Y esto, de por sí, ya es mucho en un
mundo tan materialista y lleno de pesimismo.
-Tú y yo
creemos igualmente en Jesucristo como «el Camino, la Verdad y
la Vida» (Jn.14, 6), el único Salvador, Señor y Mediador
entre nosotros y el Padre.
-Los dos amamos igualmente y
estudiamos la Biblia, tratando de descubrir en ella la voluntad
de Dios.
Hay muchas otras cosas más que nos unen.
Pero he querido subrayar solamente las más importantes, para que
nos demos cuenta de que, en lugar de fijarnos en
lo que nos divide, aprendamos a fijarnos mejor en lo
que nos une, para tratar de vivir el mandamiento nuevo
que nos dejó Jesús, con sinceridad y sin exclusivismos: «Ámense
unos con otros, como yo los amo a ustedes» (Jn15,12).
1. Estamos separados
Pero por desgracia, no estamos completamente unidos.

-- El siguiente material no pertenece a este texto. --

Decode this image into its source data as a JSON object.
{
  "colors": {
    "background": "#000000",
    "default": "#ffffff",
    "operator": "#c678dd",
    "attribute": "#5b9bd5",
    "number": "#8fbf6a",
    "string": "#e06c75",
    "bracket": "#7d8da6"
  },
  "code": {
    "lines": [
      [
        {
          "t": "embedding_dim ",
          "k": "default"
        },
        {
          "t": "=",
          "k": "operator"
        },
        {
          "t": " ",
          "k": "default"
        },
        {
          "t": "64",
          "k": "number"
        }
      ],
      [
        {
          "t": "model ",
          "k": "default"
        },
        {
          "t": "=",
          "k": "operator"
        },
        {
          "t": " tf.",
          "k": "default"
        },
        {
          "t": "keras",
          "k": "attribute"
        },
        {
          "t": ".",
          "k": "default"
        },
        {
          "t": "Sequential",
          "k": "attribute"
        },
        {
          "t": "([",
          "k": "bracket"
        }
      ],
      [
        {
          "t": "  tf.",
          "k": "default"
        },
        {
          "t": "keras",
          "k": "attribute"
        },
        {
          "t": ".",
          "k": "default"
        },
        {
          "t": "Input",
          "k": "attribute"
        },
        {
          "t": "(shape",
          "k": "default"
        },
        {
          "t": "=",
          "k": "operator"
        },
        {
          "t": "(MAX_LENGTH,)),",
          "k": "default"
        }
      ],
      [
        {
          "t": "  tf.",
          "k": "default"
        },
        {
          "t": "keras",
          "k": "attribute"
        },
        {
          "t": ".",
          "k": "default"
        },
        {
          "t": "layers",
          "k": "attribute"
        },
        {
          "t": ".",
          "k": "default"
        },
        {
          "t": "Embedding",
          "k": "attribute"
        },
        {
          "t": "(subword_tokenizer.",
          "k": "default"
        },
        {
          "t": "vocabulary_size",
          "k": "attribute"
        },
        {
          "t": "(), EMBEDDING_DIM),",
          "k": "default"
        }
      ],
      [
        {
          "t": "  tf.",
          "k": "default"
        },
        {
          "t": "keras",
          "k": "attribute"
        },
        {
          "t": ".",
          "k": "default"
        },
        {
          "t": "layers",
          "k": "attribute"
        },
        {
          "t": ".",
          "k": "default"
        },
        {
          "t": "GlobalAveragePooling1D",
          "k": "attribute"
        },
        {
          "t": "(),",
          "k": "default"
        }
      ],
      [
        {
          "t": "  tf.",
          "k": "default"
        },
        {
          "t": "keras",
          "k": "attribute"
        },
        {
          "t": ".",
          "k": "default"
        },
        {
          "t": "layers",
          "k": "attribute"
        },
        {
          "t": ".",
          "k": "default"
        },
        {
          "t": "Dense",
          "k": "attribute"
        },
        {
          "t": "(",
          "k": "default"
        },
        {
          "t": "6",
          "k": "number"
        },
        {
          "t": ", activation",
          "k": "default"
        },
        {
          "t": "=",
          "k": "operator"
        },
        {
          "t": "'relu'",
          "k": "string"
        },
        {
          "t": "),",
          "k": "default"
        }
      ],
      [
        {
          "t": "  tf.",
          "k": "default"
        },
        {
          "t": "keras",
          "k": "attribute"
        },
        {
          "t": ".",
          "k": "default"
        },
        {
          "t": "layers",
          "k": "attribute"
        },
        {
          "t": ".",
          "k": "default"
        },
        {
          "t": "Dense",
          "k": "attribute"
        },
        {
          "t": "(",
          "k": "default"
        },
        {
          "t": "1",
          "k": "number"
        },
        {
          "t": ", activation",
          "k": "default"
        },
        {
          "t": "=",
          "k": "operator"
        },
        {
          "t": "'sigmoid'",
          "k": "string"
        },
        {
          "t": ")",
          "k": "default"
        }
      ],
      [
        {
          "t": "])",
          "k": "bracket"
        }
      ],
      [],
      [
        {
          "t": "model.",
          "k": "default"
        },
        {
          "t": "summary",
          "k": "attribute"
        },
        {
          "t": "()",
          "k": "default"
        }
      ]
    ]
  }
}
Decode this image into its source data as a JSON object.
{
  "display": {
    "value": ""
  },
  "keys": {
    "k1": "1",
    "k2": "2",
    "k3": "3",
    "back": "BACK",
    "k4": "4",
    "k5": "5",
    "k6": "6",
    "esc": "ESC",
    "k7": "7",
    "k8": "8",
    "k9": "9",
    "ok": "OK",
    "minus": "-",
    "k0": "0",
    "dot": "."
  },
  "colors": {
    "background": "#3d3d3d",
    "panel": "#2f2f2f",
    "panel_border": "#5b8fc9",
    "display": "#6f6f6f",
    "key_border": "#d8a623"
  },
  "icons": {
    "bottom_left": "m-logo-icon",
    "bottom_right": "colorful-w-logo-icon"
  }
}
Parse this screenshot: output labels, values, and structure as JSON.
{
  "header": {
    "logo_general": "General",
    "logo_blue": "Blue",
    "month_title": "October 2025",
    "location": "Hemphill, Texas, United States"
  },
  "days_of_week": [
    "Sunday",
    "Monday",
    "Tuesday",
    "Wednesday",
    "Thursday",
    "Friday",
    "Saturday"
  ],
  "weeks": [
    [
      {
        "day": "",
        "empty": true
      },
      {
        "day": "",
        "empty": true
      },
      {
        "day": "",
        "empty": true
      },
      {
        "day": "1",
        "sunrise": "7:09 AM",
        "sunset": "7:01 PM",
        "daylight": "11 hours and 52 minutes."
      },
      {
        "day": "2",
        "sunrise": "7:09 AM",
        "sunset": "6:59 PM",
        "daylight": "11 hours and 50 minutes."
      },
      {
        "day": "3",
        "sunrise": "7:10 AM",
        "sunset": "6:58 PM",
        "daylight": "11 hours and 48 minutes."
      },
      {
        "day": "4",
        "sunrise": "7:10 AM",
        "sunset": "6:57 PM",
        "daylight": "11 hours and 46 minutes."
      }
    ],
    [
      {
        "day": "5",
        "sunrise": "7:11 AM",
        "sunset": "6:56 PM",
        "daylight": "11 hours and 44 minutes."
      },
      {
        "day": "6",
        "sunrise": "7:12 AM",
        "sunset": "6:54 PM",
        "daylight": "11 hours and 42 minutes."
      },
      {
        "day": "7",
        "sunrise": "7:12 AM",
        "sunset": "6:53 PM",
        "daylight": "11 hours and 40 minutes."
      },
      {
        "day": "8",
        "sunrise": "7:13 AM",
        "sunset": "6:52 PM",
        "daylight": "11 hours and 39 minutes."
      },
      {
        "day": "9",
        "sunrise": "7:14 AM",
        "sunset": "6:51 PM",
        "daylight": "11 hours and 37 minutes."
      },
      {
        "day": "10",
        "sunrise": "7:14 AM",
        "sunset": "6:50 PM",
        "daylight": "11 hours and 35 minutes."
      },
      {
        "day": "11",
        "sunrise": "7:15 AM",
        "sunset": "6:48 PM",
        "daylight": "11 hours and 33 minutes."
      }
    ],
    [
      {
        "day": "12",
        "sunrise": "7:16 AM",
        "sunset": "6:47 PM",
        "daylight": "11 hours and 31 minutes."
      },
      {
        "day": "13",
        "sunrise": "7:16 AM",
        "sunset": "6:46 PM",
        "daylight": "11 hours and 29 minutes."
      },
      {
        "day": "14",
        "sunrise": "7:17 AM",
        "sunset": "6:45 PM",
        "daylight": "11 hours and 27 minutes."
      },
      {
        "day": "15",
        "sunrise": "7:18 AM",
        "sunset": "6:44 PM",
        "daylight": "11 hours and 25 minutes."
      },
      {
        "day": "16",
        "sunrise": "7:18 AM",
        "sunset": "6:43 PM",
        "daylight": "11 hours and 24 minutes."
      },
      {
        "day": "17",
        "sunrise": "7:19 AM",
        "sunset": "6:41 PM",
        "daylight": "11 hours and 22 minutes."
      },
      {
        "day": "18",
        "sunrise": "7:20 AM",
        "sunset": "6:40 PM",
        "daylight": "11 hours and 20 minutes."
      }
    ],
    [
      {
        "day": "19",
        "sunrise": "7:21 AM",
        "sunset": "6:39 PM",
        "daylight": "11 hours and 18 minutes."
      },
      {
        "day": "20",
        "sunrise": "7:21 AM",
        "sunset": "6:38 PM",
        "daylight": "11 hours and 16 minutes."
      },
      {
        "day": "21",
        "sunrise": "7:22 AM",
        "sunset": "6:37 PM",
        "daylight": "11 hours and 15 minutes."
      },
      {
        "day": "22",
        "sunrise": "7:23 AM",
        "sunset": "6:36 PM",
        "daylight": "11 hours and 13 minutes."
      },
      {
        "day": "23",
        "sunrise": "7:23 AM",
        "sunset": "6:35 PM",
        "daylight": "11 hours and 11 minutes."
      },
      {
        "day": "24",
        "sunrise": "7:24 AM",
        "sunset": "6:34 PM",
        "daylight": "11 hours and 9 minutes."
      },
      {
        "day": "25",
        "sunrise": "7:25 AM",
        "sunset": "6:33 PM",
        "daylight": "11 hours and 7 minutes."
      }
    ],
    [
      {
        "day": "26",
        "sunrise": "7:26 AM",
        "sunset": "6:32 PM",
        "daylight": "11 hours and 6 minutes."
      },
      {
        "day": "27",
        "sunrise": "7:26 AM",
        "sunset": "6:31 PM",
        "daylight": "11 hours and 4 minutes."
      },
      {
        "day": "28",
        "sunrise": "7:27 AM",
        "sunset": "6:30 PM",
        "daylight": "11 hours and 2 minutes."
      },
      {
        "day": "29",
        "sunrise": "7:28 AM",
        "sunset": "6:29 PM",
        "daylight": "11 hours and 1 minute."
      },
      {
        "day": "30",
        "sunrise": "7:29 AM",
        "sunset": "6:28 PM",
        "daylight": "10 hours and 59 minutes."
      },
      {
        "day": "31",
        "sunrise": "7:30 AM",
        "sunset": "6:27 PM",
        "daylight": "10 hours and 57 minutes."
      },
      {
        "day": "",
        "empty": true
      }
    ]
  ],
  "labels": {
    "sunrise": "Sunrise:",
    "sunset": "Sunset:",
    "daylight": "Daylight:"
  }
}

El pecado nos ha dividido. Hemos desgarrado el cuerpo de
Cristo. Cristo está roto por nuestra culpa y por la
culpa de nuestros mayores. El adversario nos ha ganado. En
lugar de luchar juntos para mejorar la Iglesia, cada uno
ha querido hacerlo a su modo, apartándose del hermano. El
sueño de Cristo, expresado con tanta insistencia en la vigilia
de su pasión y muerte, se ha esfumado: «Que todos
sean uno, como Tú, Padre, estás en mí y yo en
ti. Sean también ellos uno en nosotros: así el mundo creerá que tú
me has enviado» (Jn.17,21)
Y como consecuencia, a causa de nuestras divisiones,
muchos llegan a rechazar a Cristo y a odiar cualquier
religión, privándose así de esta gran riqueza. A causa de
nuestras divisiones nuestros pueblos están internamente divididos y debilitados en
su espíritu comunitario. Y todo esto, ¡por nuestra culpa! ¡Qué
gran responsabilidad tenemos frente al mundo, por nuestras divisiones! «Así
el mundo creerá que Tú me has enviado» (Jn.17,21), dijo
Jesús. Y ¿cómo va a creer si estamos desunidos? Al
estar nosotros divididos, muchos no creen en Cristo, de modo
que, en lugar de ser un signo de que Cristo
es el enviado de Dios, representamos, mediante nuestra división, una
piedra de tropiezo para los que quisieran acercarse a El.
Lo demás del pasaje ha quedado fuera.